Sri Lanka extended school closures for one more week starting July 4 amid unprecedented fuel crisis, the education ministry announced on Sunday. The government and state-approved private schools will remain closed for a week as there's not enough fuel for teachers and parents to get children to classrooms.
The Sri Lankan minister said the school will cover the syllabus in the next vacation term.
Last month, the schools were shut nationwide for a day due to fuel shortages and remained closed in the urban areas for the last two weeks.
Sri Lanka education ministry announced that "all government and government-approved private schools in Colombo city limits, as well as schools in other main cities in the other provinces, will be closed during the next week due to prolonged power cuts," Daily Mirror reported.

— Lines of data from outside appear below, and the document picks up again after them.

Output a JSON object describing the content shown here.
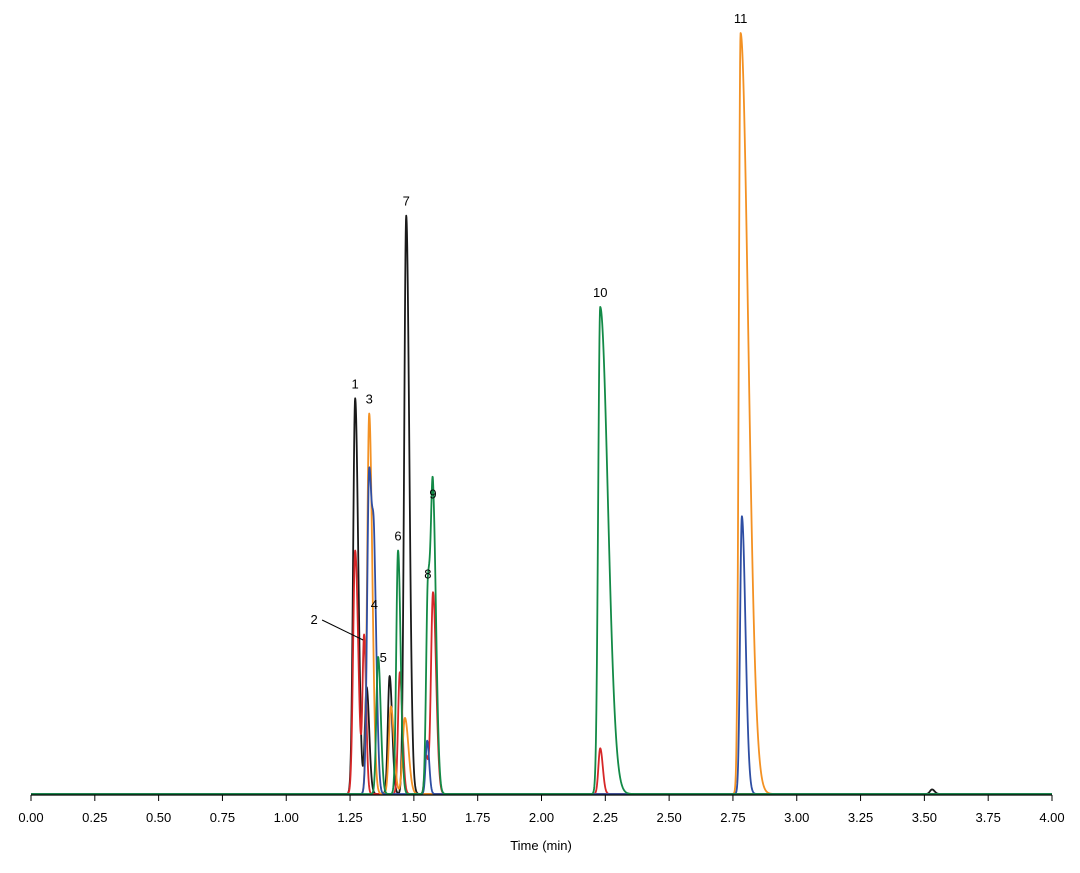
{
  "chart_data": {
    "type": "line",
    "title": "",
    "xlabel": "Time (min)",
    "ylabel": "",
    "xlim": [
      0,
      4
    ],
    "ylim": [
      0,
      100
    ],
    "grid": false,
    "legend": "none",
    "x_ticks": [
      "0.00",
      "0.25",
      "0.50",
      "0.75",
      "1.00",
      "1.25",
      "1.50",
      "1.75",
      "2.00",
      "2.25",
      "2.50",
      "2.75",
      "3.00",
      "3.25",
      "3.50",
      "3.75",
      "4.00"
    ],
    "series": [
      {
        "color": "#1a1a1a",
        "peaks": [
          {
            "rt": 1.27,
            "height": 52,
            "width": 0.008,
            "tail": 0.012
          },
          {
            "rt": 1.315,
            "height": 14,
            "width": 0.007,
            "tail": 0.01
          },
          {
            "rt": 1.405,
            "height": 15.5,
            "width": 0.007,
            "tail": 0.01
          },
          {
            "rt": 1.47,
            "height": 76,
            "width": 0.008,
            "tail": 0.012
          },
          {
            "rt": 3.53,
            "height": 0.6,
            "width": 0.008,
            "tail": 0.01
          }
        ]
      },
      {
        "color": "#d62728",
        "peaks": [
          {
            "rt": 1.27,
            "height": 32,
            "width": 0.008,
            "tail": 0.012
          },
          {
            "rt": 1.305,
            "height": 20.5,
            "width": 0.006,
            "tail": 0.008
          },
          {
            "rt": 1.445,
            "height": 16,
            "width": 0.007,
            "tail": 0.01
          },
          {
            "rt": 1.548,
            "height": 5,
            "width": 0.006,
            "tail": 0.008
          },
          {
            "rt": 1.575,
            "height": 26.5,
            "width": 0.008,
            "tail": 0.012
          },
          {
            "rt": 2.23,
            "height": 6,
            "width": 0.007,
            "tail": 0.01
          }
        ]
      },
      {
        "color": "#f39123",
        "peaks": [
          {
            "rt": 1.325,
            "height": 50,
            "width": 0.008,
            "tail": 0.012
          },
          {
            "rt": 1.41,
            "height": 11.5,
            "width": 0.008,
            "tail": 0.012
          },
          {
            "rt": 1.465,
            "height": 10,
            "width": 0.009,
            "tail": 0.014
          },
          {
            "rt": 2.78,
            "height": 100,
            "width": 0.007,
            "tail": 0.03
          }
        ]
      },
      {
        "color": "#2e4ea3",
        "peaks": [
          {
            "rt": 1.325,
            "height": 42.5,
            "width": 0.008,
            "tail": 0.012
          },
          {
            "rt": 1.345,
            "height": 23,
            "width": 0.007,
            "tail": 0.01
          },
          {
            "rt": 1.552,
            "height": 7,
            "width": 0.006,
            "tail": 0.008
          },
          {
            "rt": 2.785,
            "height": 36.5,
            "width": 0.007,
            "tail": 0.014
          }
        ]
      },
      {
        "color": "#138a47",
        "peaks": [
          {
            "rt": 1.36,
            "height": 18,
            "width": 0.007,
            "tail": 0.01
          },
          {
            "rt": 1.438,
            "height": 32,
            "width": 0.007,
            "tail": 0.01
          },
          {
            "rt": 1.555,
            "height": 27,
            "width": 0.007,
            "tail": 0.01
          },
          {
            "rt": 1.575,
            "height": 37.5,
            "width": 0.008,
            "tail": 0.012
          },
          {
            "rt": 2.23,
            "height": 64,
            "width": 0.008,
            "tail": 0.03
          }
        ]
      }
    ],
    "annotations": [
      {
        "text": "1",
        "x": 1.27,
        "y": 52
      },
      {
        "text": "2",
        "x": 1.305,
        "y": 20.5,
        "leader": true
      },
      {
        "text": "3",
        "x": 1.325,
        "y": 50
      },
      {
        "text": "4",
        "x": 1.345,
        "y": 23
      },
      {
        "text": "5",
        "x": 1.38,
        "y": 16
      },
      {
        "text": "6",
        "x": 1.438,
        "y": 32
      },
      {
        "text": "7",
        "x": 1.47,
        "y": 76
      },
      {
        "text": "8",
        "x": 1.555,
        "y": 27
      },
      {
        "text": "9",
        "x": 1.575,
        "y": 37.5
      },
      {
        "text": "10",
        "x": 2.23,
        "y": 64
      },
      {
        "text": "11",
        "x": 2.78,
        "y": 100
      }
    ]
  }
}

Country's education ministry secretary Nihal Ranasinghe asked the schools to conduct online classes. Meanwhile, the schools at the divisional level have been allowed to conduct classes with less number of students under conditions that transportation difficulties do not affect the students, teachers and principals.

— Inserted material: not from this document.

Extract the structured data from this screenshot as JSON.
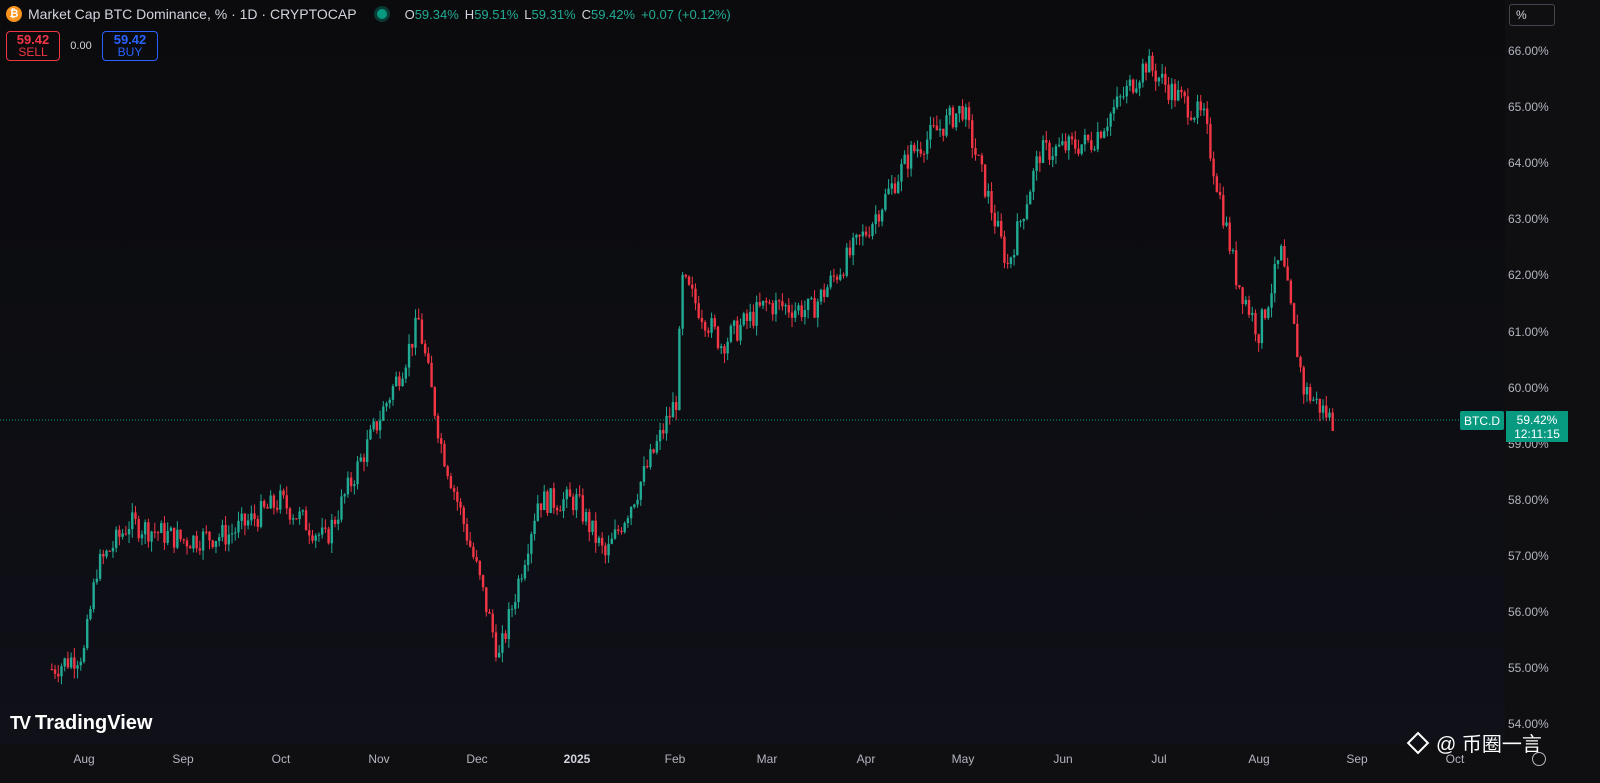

Ranasinghe announced that the Public Utilities Commission of Sri Lanka (PUCSL) has agreed not to have power cuts from 08.00am to 01.00pm to facilitate online teaching on weekdays, the Daily Mirror reported.
Sri Lanka has been witnessing an unprecedented economic crisis since the country's independence in 1948. The economic crisis sparked protests and political unrest leading to the resignation of Mahinda Rajapaksa as Sri Lanka's prime minister.
The cash-strapped nation has been getting most of its fuel needs from neighbouring India, which provided it with a credit line. The Sri Lankan government said it was also negotiating with suppliers in Russia and Malaysia. The government has appealed to the Sri Lankan expatriates to send money home through the banks to pay for new oil purchases.